Introduction: We investigated associations of plasma proteins with blood-based amyloid/tau/neurodegeneration/inflammation (A/T/N/I) biomarkers for Alzheimer's disease (AD). Methods: Plasma proteomics and clinical data from the Indiana AD Research Center (N = 498) were used. Association analysis of plasma proteins with blood A/T/N/I biomarkers as well as diagnosis was performed, followed by replication in an independent cohort (N = 323), network analysis, pathway enrichment, and machine learning classification to identify proteins and pathways related to AD risk. Results: We identified 35 proteins associated with AD, 20 of which were replicated in the independent cohort. We identified 150, 448, and 219 proteins associated with T/N/I biomarkers, respectively, revealing biomarker-specific pathways. Network analysis identified two modules associated with T/N/I biomarkers, preserved in cerebrospinal fluid (CSF), and their enriched pathways. The classification model of proteins effectively differentiated AD (area under the curve [AUC] = 0.930).

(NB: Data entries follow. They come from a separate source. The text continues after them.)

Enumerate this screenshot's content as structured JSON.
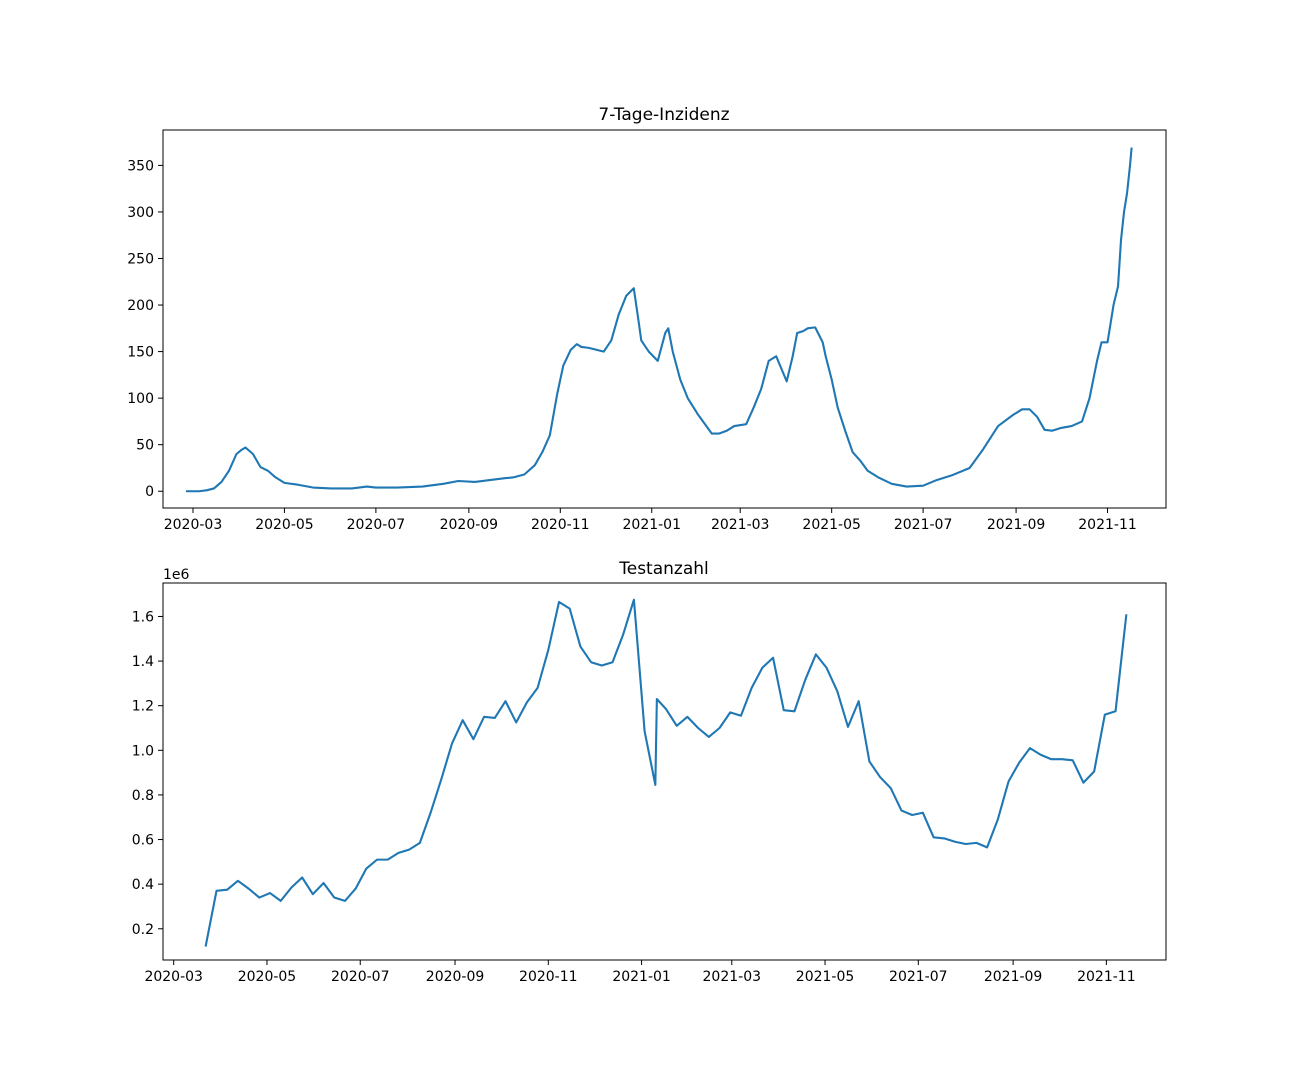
{
  "colors": {
    "line": "#1f77b4",
    "axes": "#000000",
    "background": "#ffffff"
  },
  "chart_data": [
    {
      "type": "line",
      "title": "7-Tage-Inzidenz",
      "xlabel": "",
      "ylabel": "",
      "x_is_date": true,
      "xlim": [
        "2020-02-10",
        "2021-12-10"
      ],
      "ylim": [
        -18,
        388
      ],
      "xticks": [
        "2020-03",
        "2020-05",
        "2020-07",
        "2020-09",
        "2020-11",
        "2021-01",
        "2021-03",
        "2021-05",
        "2021-07",
        "2021-09",
        "2021-11"
      ],
      "yticks": [
        "0",
        "50",
        "100",
        "150",
        "200",
        "250",
        "300",
        "350"
      ],
      "grid": false,
      "legend": "none",
      "series": [
        {
          "x": [
            "2020-02-26",
            "2020-03-05",
            "2020-03-10",
            "2020-03-15",
            "2020-03-20",
            "2020-03-25",
            "2020-03-30",
            "2020-04-02",
            "2020-04-05",
            "2020-04-10",
            "2020-04-15",
            "2020-04-20",
            "2020-04-25",
            "2020-05-01",
            "2020-05-10",
            "2020-05-20",
            "2020-06-01",
            "2020-06-15",
            "2020-06-25",
            "2020-07-01",
            "2020-07-15",
            "2020-08-01",
            "2020-08-15",
            "2020-08-25",
            "2020-09-05",
            "2020-09-15",
            "2020-09-25",
            "2020-10-01",
            "2020-10-08",
            "2020-10-15",
            "2020-10-20",
            "2020-10-25",
            "2020-10-30",
            "2020-11-03",
            "2020-11-08",
            "2020-11-12",
            "2020-11-15",
            "2020-11-20",
            "2020-11-25",
            "2020-11-30",
            "2020-12-05",
            "2020-12-10",
            "2020-12-15",
            "2020-12-20",
            "2020-12-23",
            "2020-12-25",
            "2020-12-30",
            "2021-01-05",
            "2021-01-10",
            "2021-01-12",
            "2021-01-15",
            "2021-01-20",
            "2021-01-25",
            "2021-02-01",
            "2021-02-10",
            "2021-02-15",
            "2021-02-20",
            "2021-02-25",
            "2021-03-05",
            "2021-03-10",
            "2021-03-15",
            "2021-03-20",
            "2021-03-25",
            "2021-04-01",
            "2021-04-05",
            "2021-04-08",
            "2021-04-12",
            "2021-04-15",
            "2021-04-20",
            "2021-04-25",
            "2021-04-27",
            "2021-05-01",
            "2021-05-05",
            "2021-05-10",
            "2021-05-15",
            "2021-05-20",
            "2021-05-25",
            "2021-06-01",
            "2021-06-10",
            "2021-06-20",
            "2021-07-01",
            "2021-07-10",
            "2021-07-20",
            "2021-08-01",
            "2021-08-10",
            "2021-08-20",
            "2021-08-30",
            "2021-09-05",
            "2021-09-10",
            "2021-09-15",
            "2021-09-20",
            "2021-09-25",
            "2021-10-01",
            "2021-10-08",
            "2021-10-15",
            "2021-10-20",
            "2021-10-25",
            "2021-10-28",
            "2021-11-01",
            "2021-11-05",
            "2021-11-08",
            "2021-11-10",
            "2021-11-12",
            "2021-11-14",
            "2021-11-16",
            "2021-11-17"
          ],
          "y": [
            0,
            0,
            1,
            3,
            10,
            22,
            40,
            44,
            47,
            40,
            26,
            22,
            15,
            9,
            7,
            4,
            3,
            3,
            5,
            4,
            4,
            5,
            8,
            11,
            10,
            12,
            14,
            15,
            18,
            28,
            42,
            60,
            105,
            135,
            152,
            158,
            155,
            154,
            152,
            150,
            162,
            190,
            210,
            218,
            185,
            162,
            150,
            140,
            170,
            175,
            150,
            120,
            100,
            82,
            62,
            62,
            65,
            70,
            72,
            90,
            110,
            140,
            145,
            118,
            145,
            170,
            172,
            175,
            176,
            160,
            145,
            120,
            90,
            65,
            42,
            33,
            22,
            15,
            8,
            5,
            6,
            12,
            17,
            25,
            45,
            70,
            82,
            88,
            88,
            80,
            66,
            65,
            68,
            70,
            75,
            100,
            140,
            160,
            160,
            200,
            220,
            270,
            300,
            320,
            350,
            368
          ]
        }
      ]
    },
    {
      "type": "line",
      "title": "Testanzahl",
      "xlabel": "",
      "ylabel": "",
      "x_is_date": true,
      "xlim": [
        "2020-02-23",
        "2021-12-10"
      ],
      "ylim": [
        0.06,
        1.75
      ],
      "y_offset_label": "1e6",
      "xticks": [
        "2020-03",
        "2020-05",
        "2020-07",
        "2020-09",
        "2020-11",
        "2021-01",
        "2021-03",
        "2021-05",
        "2021-07",
        "2021-09",
        "2021-11"
      ],
      "yticks": [
        "0.2",
        "0.4",
        "0.6",
        "0.8",
        "1.0",
        "1.2",
        "1.4",
        "1.6"
      ],
      "grid": false,
      "legend": "none",
      "series": [
        {
          "x": [
            "2020-03-22",
            "2020-03-29",
            "2020-04-05",
            "2020-04-12",
            "2020-04-19",
            "2020-04-26",
            "2020-05-03",
            "2020-05-10",
            "2020-05-17",
            "2020-05-24",
            "2020-05-31",
            "2020-06-07",
            "2020-06-14",
            "2020-06-21",
            "2020-06-28",
            "2020-07-05",
            "2020-07-12",
            "2020-07-19",
            "2020-07-26",
            "2020-08-02",
            "2020-08-09",
            "2020-08-16",
            "2020-08-23",
            "2020-08-30",
            "2020-09-06",
            "2020-09-13",
            "2020-09-20",
            "2020-09-27",
            "2020-10-04",
            "2020-10-11",
            "2020-10-18",
            "2020-10-25",
            "2020-11-01",
            "2020-11-08",
            "2020-11-15",
            "2020-11-22",
            "2020-11-29",
            "2020-12-06",
            "2020-12-13",
            "2020-12-20",
            "2020-12-27",
            "2021-01-03",
            "2021-01-10",
            "2021-01-11",
            "2021-01-17",
            "2021-01-24",
            "2021-01-31",
            "2021-02-07",
            "2021-02-14",
            "2021-02-21",
            "2021-02-28",
            "2021-03-07",
            "2021-03-14",
            "2021-03-21",
            "2021-03-28",
            "2021-04-04",
            "2021-04-11",
            "2021-04-18",
            "2021-04-25",
            "2021-05-02",
            "2021-05-09",
            "2021-05-16",
            "2021-05-23",
            "2021-05-30",
            "2021-06-06",
            "2021-06-13",
            "2021-06-20",
            "2021-06-27",
            "2021-07-04",
            "2021-07-11",
            "2021-07-18",
            "2021-07-25",
            "2021-08-01",
            "2021-08-08",
            "2021-08-15",
            "2021-08-22",
            "2021-08-29",
            "2021-09-05",
            "2021-09-12",
            "2021-09-19",
            "2021-09-26",
            "2021-10-03",
            "2021-10-10",
            "2021-10-17",
            "2021-10-24",
            "2021-10-31",
            "2021-11-07",
            "2021-11-14"
          ],
          "y": [
            0.125,
            0.37,
            0.375,
            0.415,
            0.38,
            0.34,
            0.36,
            0.325,
            0.385,
            0.43,
            0.355,
            0.405,
            0.34,
            0.325,
            0.38,
            0.47,
            0.51,
            0.51,
            0.54,
            0.555,
            0.585,
            0.72,
            0.87,
            1.03,
            1.135,
            1.05,
            1.15,
            1.145,
            1.22,
            1.125,
            1.215,
            1.28,
            1.45,
            1.665,
            1.635,
            1.465,
            1.395,
            1.38,
            1.395,
            1.52,
            1.675,
            1.085,
            0.845,
            1.23,
            1.185,
            1.11,
            1.15,
            1.1,
            1.06,
            1.1,
            1.17,
            1.155,
            1.28,
            1.37,
            1.415,
            1.18,
            1.175,
            1.315,
            1.43,
            1.37,
            1.265,
            1.105,
            1.22,
            0.95,
            0.88,
            0.83,
            0.73,
            0.71,
            0.72,
            0.61,
            0.605,
            0.59,
            0.58,
            0.585,
            0.565,
            0.69,
            0.86,
            0.945,
            1.01,
            0.98,
            0.96,
            0.96,
            0.955,
            0.855,
            0.905,
            1.16,
            1.175,
            1.605
          ]
        }
      ]
    }
  ]
}
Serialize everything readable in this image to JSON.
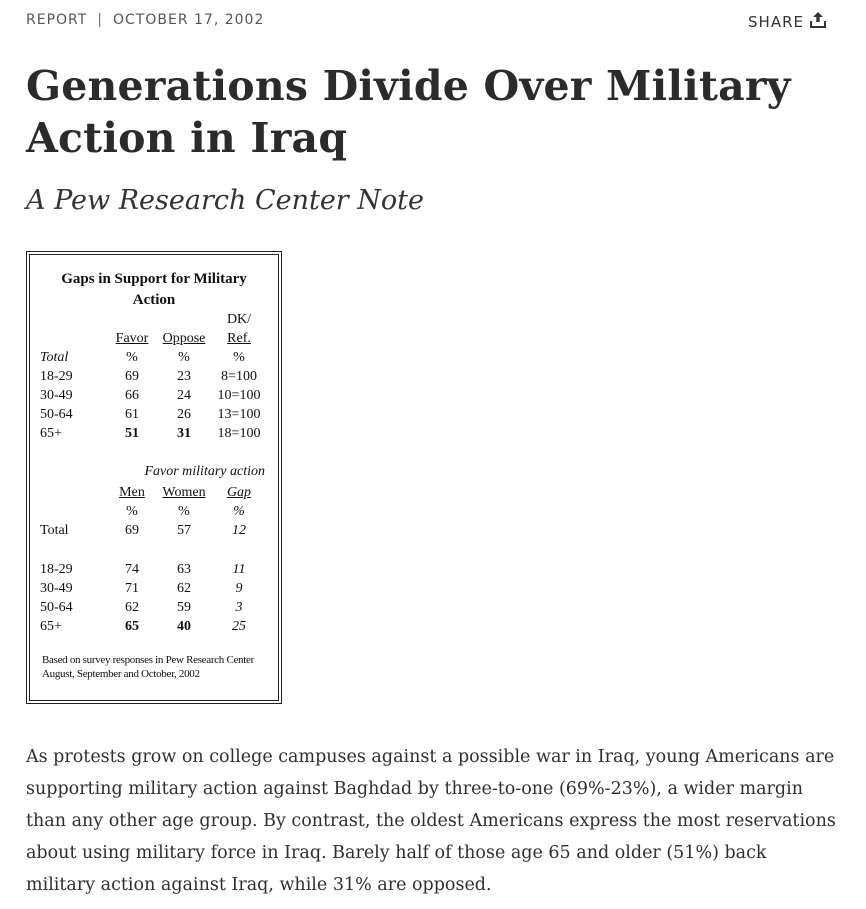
{
  "meta": {
    "type": "REPORT",
    "separator": "|",
    "date": "OCTOBER 17, 2002"
  },
  "share": {
    "label": "SHARE"
  },
  "title": "Generations Divide Over Military Action in Iraq",
  "subtitle": "A Pew Research Center Note",
  "figure": {
    "title_line1": "Gaps in Support for Military",
    "title_line2": "Action",
    "section1": {
      "header_dk_line1": "DK/",
      "headers": [
        "Favor",
        "Oppose",
        "Ref."
      ],
      "total_label": "Total",
      "units": [
        "%",
        "%",
        "%"
      ],
      "rows": [
        {
          "label": "18-29",
          "values": [
            "69",
            "23",
            "8=100"
          ]
        },
        {
          "label": "30-49",
          "values": [
            "66",
            "24",
            "10=100"
          ]
        },
        {
          "label": "50-64",
          "values": [
            "61",
            "26",
            "13=100"
          ]
        },
        {
          "label": "65+",
          "values": [
            "51",
            "31",
            "18=100"
          ]
        }
      ]
    },
    "section2": {
      "title": "Favor military action",
      "headers": [
        "Men",
        "Women",
        "Gap"
      ],
      "units": [
        "%",
        "%",
        "%"
      ],
      "total": {
        "label": "Total",
        "values": [
          "69",
          "57",
          "12"
        ]
      },
      "rows": [
        {
          "label": "18-29",
          "values": [
            "74",
            "63",
            "11"
          ]
        },
        {
          "label": "30-49",
          "values": [
            "71",
            "62",
            "9"
          ]
        },
        {
          "label": "50-64",
          "values": [
            "62",
            "59",
            "3"
          ]
        },
        {
          "label": "65+",
          "values": [
            "65",
            "40",
            "25"
          ]
        }
      ]
    },
    "note": "Based on survey responses in Pew Research Center August, September and October, 2002"
  },
  "body": "As protests grow on college campuses against a possible war in Iraq, young Americans are supporting military action against Baghdad by three-to-one (69%-23%), a wider margin than any other age group. By contrast, the oldest Americans express the most reservations about using military force in Iraq. Barely half of those age 65 and older (51%) back military action against Iraq, while 31% are opposed."
}
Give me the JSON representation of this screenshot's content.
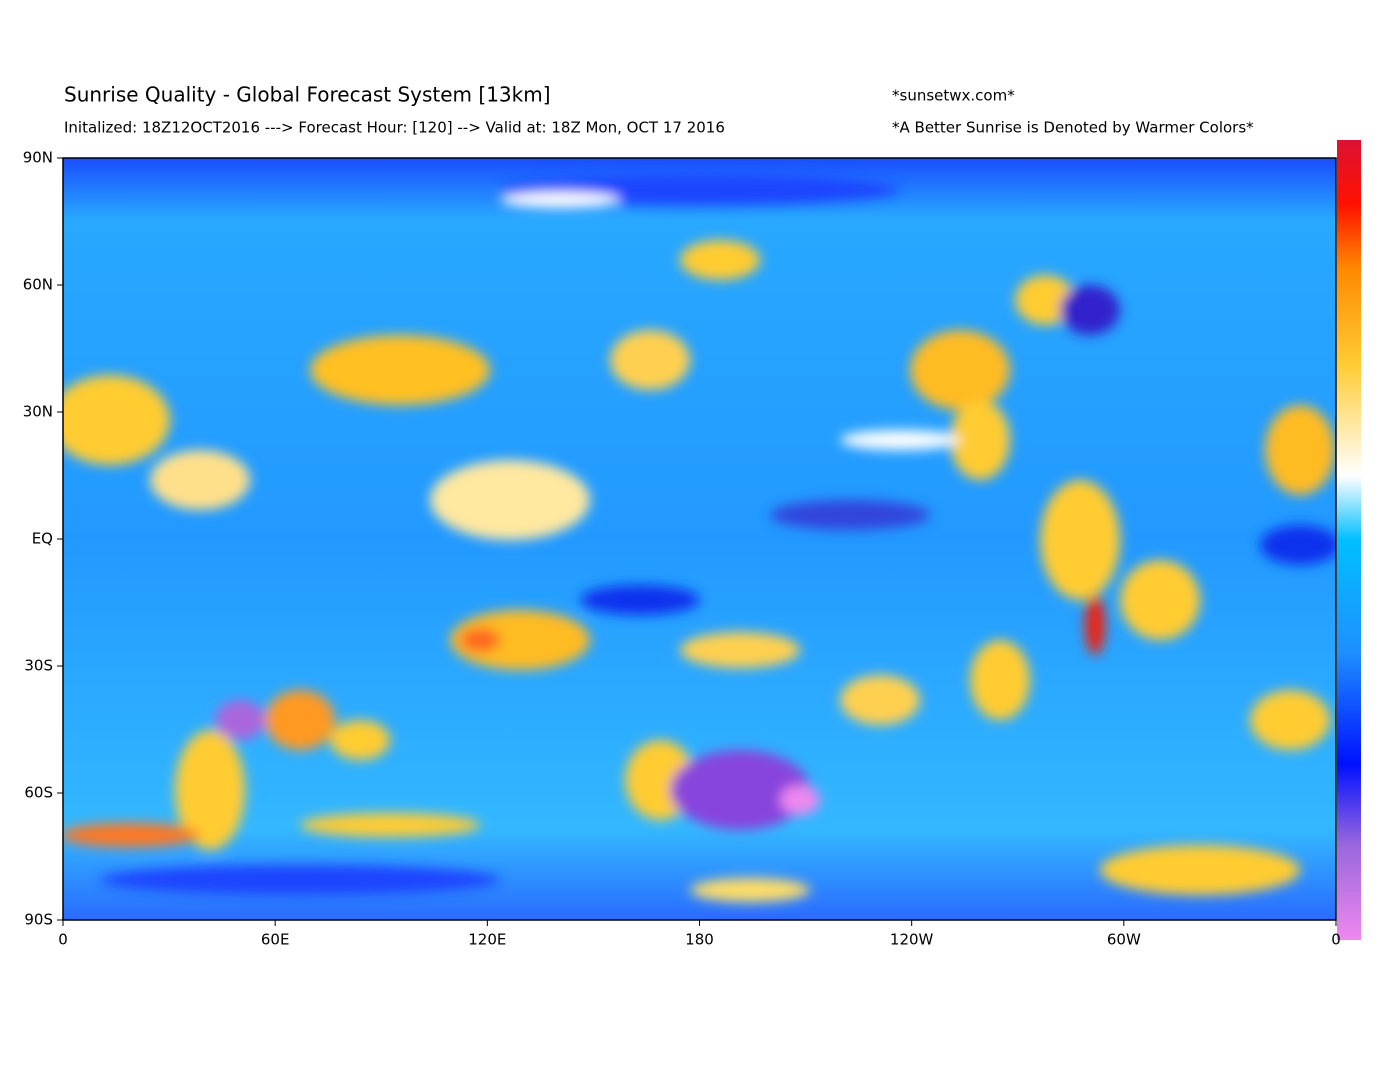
{
  "header": {
    "title": "Sunrise Quality - Global Forecast System [13km]",
    "subtitle": "Initalized: 18Z12OCT2016 ---> Forecast Hour: [120] --> Valid at: 18Z Mon, OCT 17 2016",
    "site": "*sunsetwx.com*",
    "note": "*A Better Sunrise is Denoted by Warmer Colors*"
  },
  "map": {
    "lat_labels": [
      "90N",
      "60N",
      "30N",
      "EQ",
      "30S",
      "60S",
      "90S"
    ],
    "lon_labels": [
      "0",
      "60E",
      "120E",
      "180",
      "120W",
      "60W",
      "0"
    ]
  }
}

Conclusion: Our findings suggest dysregulated plasma proteins and pathways in AD, enhancing our understanding of molecular mechanisms and diagnostic strategies for AD. Highlights: Plasma proteins were identified as being associated with Alzheimer's disease (AD) and plasma biomarkers. The identified proteins were replicated in both plasma and cerebrospinal fluid (CSF) proteomics. The identified proteins were associated with AD biomarker-specific pathways. The identified proteins improved the performance of the AD classification. Protein network analysis identified network modules and their enriched pathways.